Steven Byrnes comments on Evaluating the historical value misspecification argument

Steven Byrnes 15 Apr 2025 17:34 UTC
LW: 2 AF: 2
0
AF
I’m not too interested in litigating what other people were saying in 2015, but OP is claiming (at least in the comments) that “RLHF’d foundation models seem to have common-sense human morality, including human-like moral reasoning and reflection” is evidence for “we’ve made progress on outer alignment”. If so, here are two different ways to flesh that out:
1. An RLHF’d foundation model acts as the judge / utility function; and some separate system comes up with plans that optimize it—a.k.a. “you just need to build a function maximizer that allows you to robustly maximize the utility function that you’ve specified”.
  1. I think this plan fails because RLHF’d foundation models have adversarial examples today, and will continue to have adversarial examples into the future. (To be clear, humans have adversarial examples too, e.g. drugs & brainwashing.)

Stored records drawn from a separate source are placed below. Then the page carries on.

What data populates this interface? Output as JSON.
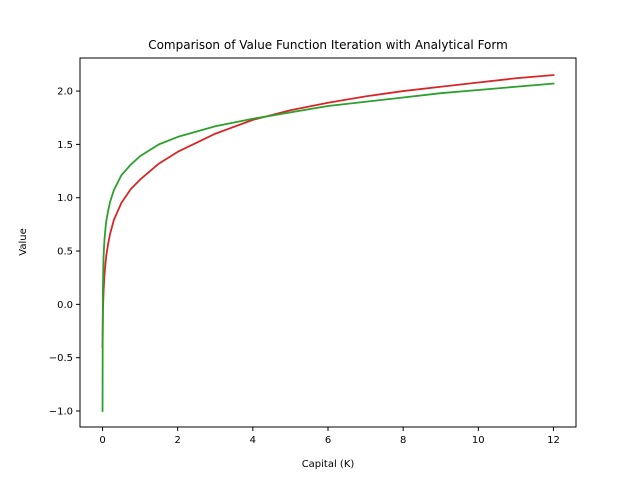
{
  "chart_data": {
    "type": "line",
    "title": "Comparison of Value Function Iteration with Analytical Form",
    "xlabel": "Capital (K)",
    "ylabel": "Value",
    "xlim": [
      -0.6,
      12.6
    ],
    "ylim": [
      -1.15,
      2.31
    ],
    "xticks": [
      0,
      2,
      4,
      6,
      8,
      10,
      12
    ],
    "xtick_labels": [
      "0",
      "2",
      "4",
      "6",
      "8",
      "10",
      "12"
    ],
    "yticks": [
      -1.0,
      -0.5,
      0.0,
      0.5,
      1.0,
      1.5,
      2.0
    ],
    "ytick_labels": [
      "−1.0",
      "−0.5",
      "0.0",
      "0.5",
      "1.0",
      "1.5",
      "2.0"
    ],
    "grid": false,
    "legend": "none",
    "series": [
      {
        "color": "#d62728",
        "x": [
          0.0,
          0.01,
          0.02,
          0.03,
          0.05,
          0.08,
          0.1,
          0.15,
          0.2,
          0.3,
          0.5,
          0.75,
          1.0,
          1.5,
          2.0,
          3.0,
          4.0,
          5.0,
          6.0,
          7.0,
          8.0,
          9.0,
          10.0,
          11.0,
          12.0
        ],
        "values": [
          -0.4,
          -0.08,
          0.05,
          0.14,
          0.27,
          0.39,
          0.46,
          0.57,
          0.66,
          0.79,
          0.95,
          1.08,
          1.17,
          1.32,
          1.43,
          1.6,
          1.73,
          1.82,
          1.89,
          1.95,
          2.0,
          2.04,
          2.08,
          2.12,
          2.15
        ]
      },
      {
        "color": "#2ca02c",
        "x": [
          0.0,
          0.005,
          0.01,
          0.02,
          0.03,
          0.05,
          0.08,
          0.1,
          0.15,
          0.2,
          0.3,
          0.5,
          0.75,
          1.0,
          1.5,
          2.0,
          3.0,
          4.0,
          5.0,
          6.0,
          7.0,
          8.0,
          9.0,
          10.0,
          11.0,
          12.0
        ],
        "values": [
          -1.0,
          -0.2,
          0.15,
          0.35,
          0.47,
          0.6,
          0.72,
          0.78,
          0.88,
          0.96,
          1.07,
          1.21,
          1.31,
          1.39,
          1.5,
          1.57,
          1.67,
          1.74,
          1.8,
          1.86,
          1.9,
          1.94,
          1.98,
          2.01,
          2.04,
          2.07
        ]
      }
    ]
  }
}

2. There is no “separate system”, but rather an RLHF’d foundation model (or something like it) is the whole system that we’re talking about here. For example, we may note that, if you hook up an RLHF’d foundation model to tools and actuators, then it will actually use those tools and actuators in accordance with common-sense morality etc.
(I think 2 is the main intuition driving the OP, and 1 was a comments-section derailment.)
As for 2:
- I’m sympathetic to the argument that this system might not be dangerous, but I think its load-bearing ingredient is that pretraining leads to foundation models tending to do intelligent things primarily by emitting human-like outputs for human-like reasons, thanks in large part to self-supervised pretraining on internet text. Let’s call that “imitative learning”.
- Indeed, here’s a 2018 post where Eliezer (as I read it) implies that he hadn’t really been thinking about imitative learning before (he calls it an “interesting-to-me idea”), and suggests that imitative learning might “bypass the usual dooms of reinforcement learning”. So I think there is a real update here—if you believe that imitative learning can scale to real AGI.
- …But the pushback (from Rob and others) in the comments is mostly coming from a mindset where they don’t believe that imitative learning can scale to real AGI. I think the commenters are failing to articulating this mindset well, but I think they are in various places leaning on certain intuitions about how future AGI will work (e.g. beliefs deeply separate from goals), and these intuitions are incompatible with imitative learning being the primary source of optimization power in the AGI (as it is today, I claim).
- (A moderate position is that imitative learning will be less and less relevant as e.g. o1-style RL post-training becomes a bigger relative contribution to the trained weights; this would presumably lead to increased future capabilities hand-in-hand with increased future risk of egregious scheming. For my part, I subscribe to the more radical theory that our situation is even worse than that: I think future powerful AGI will be built via a different AI training paradigm that basically throws out the imitative learning part altogether.)
- I have a forthcoming post (hopefully) that will discuss this much more and better.